Unterdessen hatten die Alliirten Napoleon in Frankreich selber verfolgt und Paris genommen; so war die Hoffnung da, daß Davoust bald von selber Hamburg räumen mußte. Perthes verließ im April. 1814 Kiel, und zog mit seiner ganzen Familie nach Blankenese, einem Fischerdorfe vor Hamburg. Hier weilte er sechs Wochen lang in fröhlicher Hoffnung. Da wehte plötzlich in Harburg und vom Michaelisthurm in Hamburg die weiße Fahne, und nun strömten von allen Seilen die Vertriebenen wieder der Stadt zu. »Wir wohnten – schrieb Caroline an ihre Schwester – nahe an der Elbe und konnten Alle, die von Bremen und aus dem Hannöverschen zurückkehrten, ankommen sehen. Einmal wurde uns ein ganzer Wagen voll kleiner Kinder zugeschickt, deren Eltern im Krankenhause zu Bremen gestorben waren. Große Schaaren von armen Ausgehungerten zogen mit vielen Kindern und weniger Habe bepackt an unsern Fenstern vorbei, und wunderbar groß und rührend war die Liebe zu Haus und Herd ersichtlich, obgleich die Meisten nur Roth und Elend zu erwarten hatten. Sowie die armen Leute an's Land stiegen, brachen sie schweigend Zweige von den Bäumen, und Alt und Jung, bis auf die kleinsten Kinder herunter, bekamen einen Busch in die Hand und dankten Gott unter Freudenruf und Trauerthränen für die Erlösung von dem großen und allgemeinen Nebel.

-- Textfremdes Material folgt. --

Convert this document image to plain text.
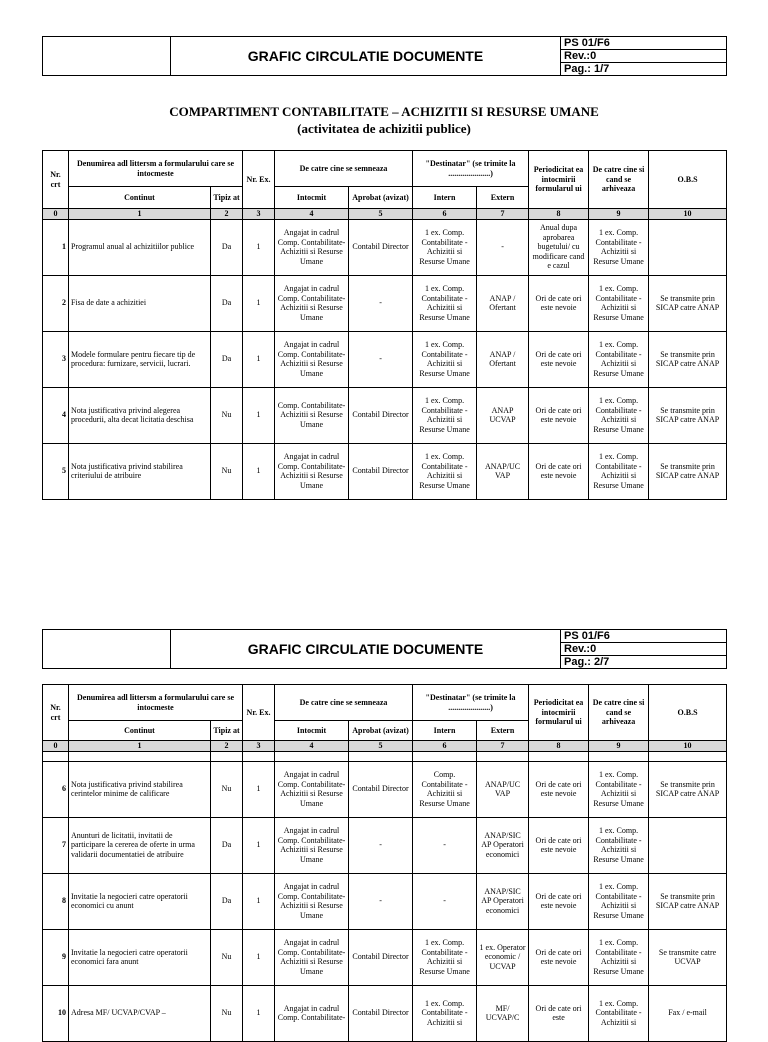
	GRAFIC CIRCULATIE DOCUMENTE	PS 01/F6
Rev.:0
Pag.: 1/7
COMPARTIMENT CONTABILITATE – ACHIZITII SI RESURSE UMANE
(activitatea de achizitii publice)
Nr. crt	Denumirea adl littersm a formularului care se intocmeste		Nr. Ex.	De catre cine se semneaza		"Destinatar" (se trimite la .....................)		Periodicitat ea intocmirii formularul ui	De catre cine si cand se arhiveaza	O.B.S
	Continut	Tipiz at		Intocmit	Aprobat (avizat)	Intern	Extern			
0	1	2	3	4	5	6	7	8	9	10
1	Programul anual al achizitiilor publice	Da	1	Angajat in cadrul Comp. Contabilitate- Achizitii si Resurse Umane	Contabil Director	1 ex. Comp. Contabilitate - Achizitii si Resurse Umane	-	Anual dupa aprobarea bugetului/ cu modificare cand e cazul	1 ex. Comp. Contabilitate - Achizitii si Resurse Umane	
2	Fisa de date a achizitiei	Da	1	Angajat in cadrul Comp. Contabilitate- Achizitii si Resurse Umane	-	1 ex. Comp. Contabilitate - Achizitii si Resurse Umane	ANAP / Ofertant	Ori de cate ori este nevoie	1 ex. Comp. Contabilitate - Achizitii si Resurse Umane	Se transmite prin SICAP catre ANAP
3	Modele formulare pentru fiecare tip de procedura: furnizare, servicii, lucrari.	Da	1	Angajat in cadrul Comp. Contabilitate- Achizitii si Resurse Umane	-	1 ex. Comp. Contabilitate - Achizitii si Resurse Umane	ANAP / Ofertant	Ori de cate ori este nevoie	1 ex. Comp. Contabilitate - Achizitii si Resurse Umane	Se transmite prin SICAP catre ANAP
4	Nota justificativa privind alegerea procedurii, alta decat licitatia deschisa	Nu	1	Comp. Contabilitate- Achizitii si Resurse Umane	Contabil Director	1 ex. Comp. Contabilitate - Achizitii si Resurse Umane	ANAP UCVAP	Ori de cate ori este nevoie	1 ex. Comp. Contabilitate - Achizitii si Resurse Umane	Se transmite prin SICAP catre ANAP
5	Nota justificativa privind stabilirea criteriului de atribuire	Nu	1	Angajat in cadrul Comp. Contabilitate- Achizitii si Resurse Umane	Contabil Director	1 ex. Comp. Contabilitate - Achizitii si Resurse Umane	ANAP/UC VAP	Ori de cate ori este nevoie	1 ex. Comp. Contabilitate - Achizitii si Resurse Umane	Se transmite prin SICAP catre ANAP
	GRAFIC CIRCULATIE DOCUMENTE	PS 01/F6
Rev.:0
Pag.: 2/7
Nr. crt	Denumirea adl littersm a formularului care se intocmeste		Nr. Ex.	De catre cine se semneaza		"Destinatar" (se trimite la .....................)		Periodicitat ea intocmirii formularul ui	De catre cine si cand se arhiveaza	O.B.S
	Continut	Tipiz at		Intocmit	Aprobat (avizat)	Intern	Extern			
0	1	2	3	4	5	6	7	8	9	10

6	Nota justificativa privind stabilirea cerintelor minime de calificare	Nu	1	Angajat in cadrul Comp. Contabilitate- Achizitii si Resurse Umane	Contabil Director	Comp. Contabilitate - Achizitii si Resurse Umane	ANAP/UC VAP	Ori de cate ori este nevoie	1 ex. Comp. Contabilitate - Achizitii si Resurse Umane	Se transmite prin SICAP catre ANAP
7	Anunturi de licitatii, invitatii de participare la cererea de oferte in urma validarii documentatiei de atribuire	Da	1	Angajat in cadrul Comp. Contabilitate- Achizitii si Resurse Umane	-	-	ANAP/SIC AP Operatori economici	Ori de cate ori este nevoie	1 ex. Comp. Contabilitate - Achizitii si Resurse Umane	
8	Invitatie la negocieri catre operatorii economici cu anunt	Da	1	Angajat in cadrul Comp. Contabilitate- Achizitii si Resurse Umane	-	-	ANAP/SIC AP Operatori economici	Ori de cate ori este nevoie	1 ex. Comp. Contabilitate - Achizitii si Resurse Umane	Se transmite prin SICAP catre ANAP
9	Invitatie la negocieri catre operatorii economici fara anunt	Nu	1	Angajat in cadrul Comp. Contabilitate- Achizitii si Resurse Umane	Contabil Director	1 ex. Comp. Contabilitate - Achizitii si Resurse Umane	1 ex. Operator economic / UCVAP	Ori de cate ori este nevoie	1 ex. Comp. Contabilitate - Achizitii si Resurse Umane	Se transmite catre UCVAP
10	Adresa MF/ UCVAP/CVAP –	Nu	1	Angajat in cadrul Comp. Contabilitate-	Contabil Director	1 ex. Comp. Contabilitate - Achizitii si	MF/ UCVAP/C	Ori de cate ori este	1 ex. Comp. Contabilitate - Achizitii si	Fax / e-mail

Es war am 31. Mai, als Perthes Stadt und Wohnung wieder betrat, die er ein Jahr zuvor verlassen hatte. Nun sollte eine friedliche zwar, aber nicht minder schwierige Thätigkeit beginnen; es galt, ein zerrüttetes Geschäft wieder empor zu bringen. Schon die Wohnbarmachung des Hauses hatte ihre Schwierigkeiten. Die schönen freundlichen Räume zu ebener Erde hatten Monate hindurch französischen Soldaten als Wachtstuben gedient; mitten in dem größten Zimmer stand ein mächtiger Ofen; zum Fenster hinein waren mächtige Baumstämme geschoben, deren Ende dem Feuer im Ofen zur Nahrung diente; alles ablösbare Holzwerk im ganzen Hause war heruntergerissen und verbrannt; Rauch und Qualm hatten ihren Weg durch die Fenster suchen müssen. Die oberen Stockwerke hatte zuletzt der General Loison bewohnt, aber auch hier hatten die Soldaten in einer solchen Weise gehaust, daß das ganze Haus einem großen Schmutzhaufen glich. Alles Bewegliche war geraubt oder zertrümmert. Die große Büchersammlung hatte Davoust versteigern lassen wollen; doch es war nicht dazu gekommen, und ein treuer Diener der Handlung hatte so viel als möglich gerettet, namentlich die Hauptbücher.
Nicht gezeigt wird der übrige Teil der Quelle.